Arribó a esta costa don Pedro con seis bergantines, por lo que su llegada y con más de ciento cincuenta hombres Carlos cambió de actitud, de hecho el Adelantado solo iba allí por una razón, que era el ver si el río que desembocaba en las cercanías era el que le llevaba al gran lago y por él buscar el cauce, que le llevara a San Mateo y San Agustín. Por lo que al encontrarse con la tropa encerrada en el pequeño fuerte, le llamó la atención y por ello hizo señales y el capitán Francisco de Reinoso fue a informarle de lo que pasaba, pero al mismo tiempo el indio Carlos llegó al bergantín capitana y subió a bordo, con grandes flexiones se deshizo ante don Pedro para que este no actuara en su contra.

Pero el Adelantado ya llevaba tiempo pensando que el indio Carlos no era de fiar, a pesar de que según decían ellos la india doña Antonia era la mujer de don Pedro, aunque nunca la tuvo, por eso convencido del peligro que representaba tener a tan pocos hombres allí y un fuerte pequeño, ordenó levantar uno mejor construido y mas robusto, a parte de dejar a cincuenta hombres más y algunos ‹bersos›, para que tuvieran más respeto de los españoles, con ellos dejó al Padre Rogel de la Compañía de Jesús, para proseguir la labor que habían empezado sus soldados.

Le llegó noticia a don Pedro, de que el Gobernador de la Habana, había hecho una de las múltiples suyas.

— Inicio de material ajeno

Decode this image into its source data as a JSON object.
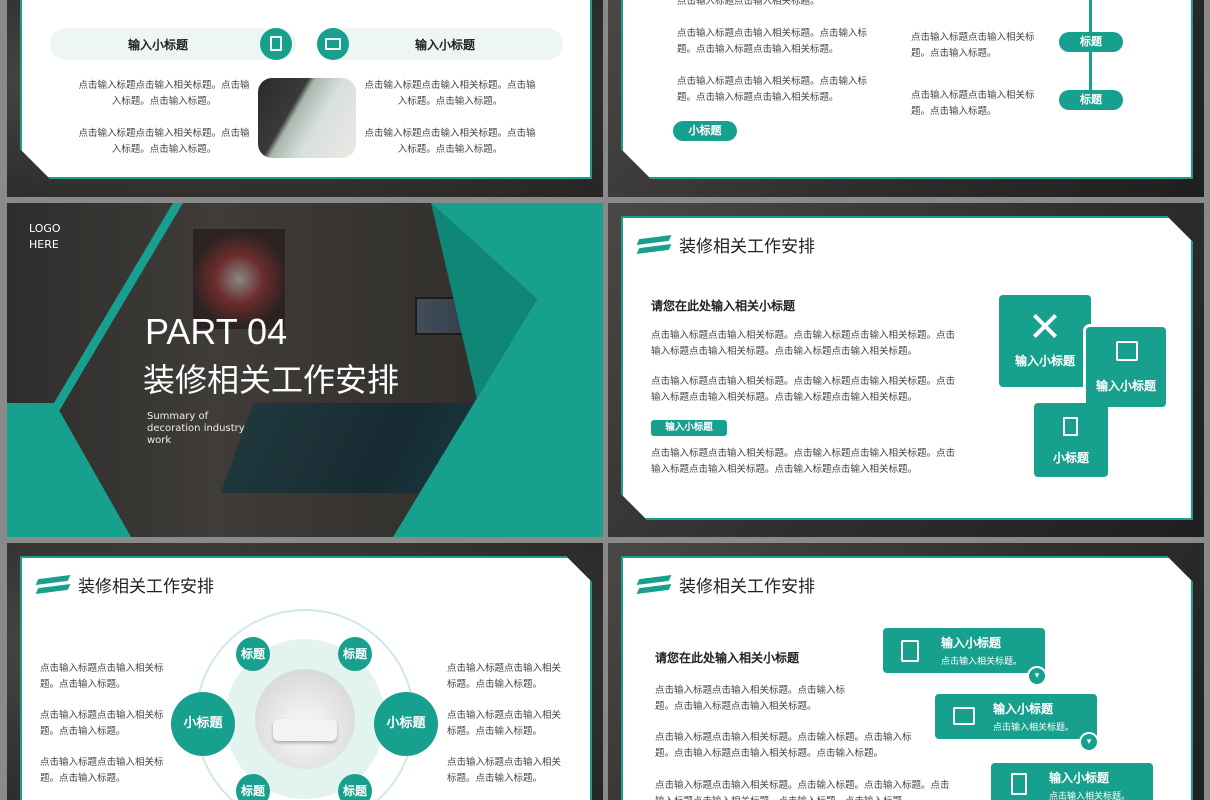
{
  "slide1": {
    "left_pill": "输入小标题",
    "right_pill": "输入小标题",
    "texts_left": [
      "点击输入标题点击输入相关标题。点击输入标题。点击输入标题。",
      "点击输入标题点击输入相关标题。点击输入标题。点击输入标题。"
    ],
    "texts_right": [
      "点击输入标题点击输入相关标题。点击输入标题。点击输入标题。",
      "点击输入标题点击输入相关标题。点击输入标题。点击输入标题。"
    ]
  },
  "slide2": {
    "top_text": "点击输入标题点击输入相关标题。",
    "texts": [
      "点击输入标题点击输入相关标题。点击输入标题。点击输入标题点击输入相关标题。",
      "点击输入标题点击输入相关标题。点击输入标题。点击输入标题点击输入相关标题。"
    ],
    "sub_pill": "小标题",
    "right_texts": [
      "点击输入标题点击输入相关标题。点击输入标题。",
      "点击输入标题点击输入相关标题。点击输入标题。"
    ],
    "timeline_labels": [
      "标题",
      "标题"
    ]
  },
  "slide3": {
    "logo": "LOGO\nHERE",
    "part": "PART 04",
    "title": "装修相关工作安排",
    "summary": "Summary of\ndecoration industry\nwork"
  },
  "slide4": {
    "title": "装修相关工作安排",
    "subtitle": "请您在此处输入相关小标题",
    "para1": "点击输入标题点击输入相关标题。点击输入标题点击输入相关标题。点击输入标题点击输入相关标题。点击输入标题点击输入相关标题。",
    "para2": "点击输入标题点击输入相关标题。点击输入标题点击输入相关标题。点击输入标题点击输入相关标题。点击输入标题点击输入相关标题。",
    "pill": "输入小标题",
    "para3": "点击输入标题点击输入相关标题。点击输入标题点击输入相关标题。点击输入标题点击输入相关标题。点击输入标题点击输入相关标题。",
    "box1": "输入小标题",
    "box2": "输入小标题",
    "box3": "小标题"
  },
  "slide5": {
    "title": "装修相关工作安排",
    "left_texts": [
      "点击输入标题点击输入相关标题。点击输入标题。",
      "点击输入标题点击输入相关标题。点击输入标题。",
      "点击输入标题点击输入相关标题。点击输入标题。"
    ],
    "right_texts": [
      "点击输入标题点击输入相关标题。点击输入标题。",
      "点击输入标题点击输入相关标题。点击输入标题。",
      "点击输入标题点击输入相关标题。点击输入标题。"
    ],
    "small_circles": [
      "标题",
      "标题",
      "标题",
      "标题"
    ],
    "big_circles": [
      "小标题",
      "小标题"
    ]
  },
  "slide6": {
    "title": "装修相关工作安排",
    "subtitle": "请您在此处输入相关小标题",
    "para1": "点击输入标题点击输入相关标题。点击输入标题。点击输入标题点击输入相关标题。",
    "para2": "点击输入标题点击输入相关标题。点击输入标题。点击输入标题。点击输入标题点击输入相关标题。点击输入标题。",
    "para3": "点击输入标题点击输入相关标题。点击输入标题。点击输入标题。点击输入标题点击输入相关标题。点击输入标题。点击输入标题。",
    "steps": [
      {
        "title": "输入小标题",
        "sub": "点击输入相关标题。"
      },
      {
        "title": "输入小标题",
        "sub": "点击输入相关标题。"
      },
      {
        "title": "输入小标题",
        "sub": "点击输入相关标题。"
      }
    ]
  }
}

(Esto es solo para dar una idea de las luchas intestinas, provocadas sin duda alguna por las envidias típicas de los españoles y demostrar de paso, que nada o muy poco ha cambiado en el fondo de la razón)

El Gobernador llamó al capitán Baltasar de Barreda, que junto a su alférez acudieron a la cita del Gobernador, este les hizo sentarse en una sillas y rodeados de todos los principales de la capital, comenzó el Gobernador por decirle que había dado orden y bando de que sus soldados quedaran acuartelados, pues de lo contrario serían hechos prisioneros, el capitán pidió razones, el Gobernador le contestó que allí el que mandaba era él, dando un golpe en la mesa el Gobernador, acudieron dos alguaciles y ocho porquerones [1] y le quisieron hacer prisionero pero el capitán echo mano a su espada y se defendió; pero el alférez al oír el ruido del choque de los aceros penetró en el salón y viendo a su capitán tan apurado intervino espada en mano, así pudo el capitán salir de allí consiguiendo salir a la calle, donde ya por el escándalo habían acudido varios de sus hombres, pero don Baltasar les dio orden de retirarse al cuartel y no salir de allí.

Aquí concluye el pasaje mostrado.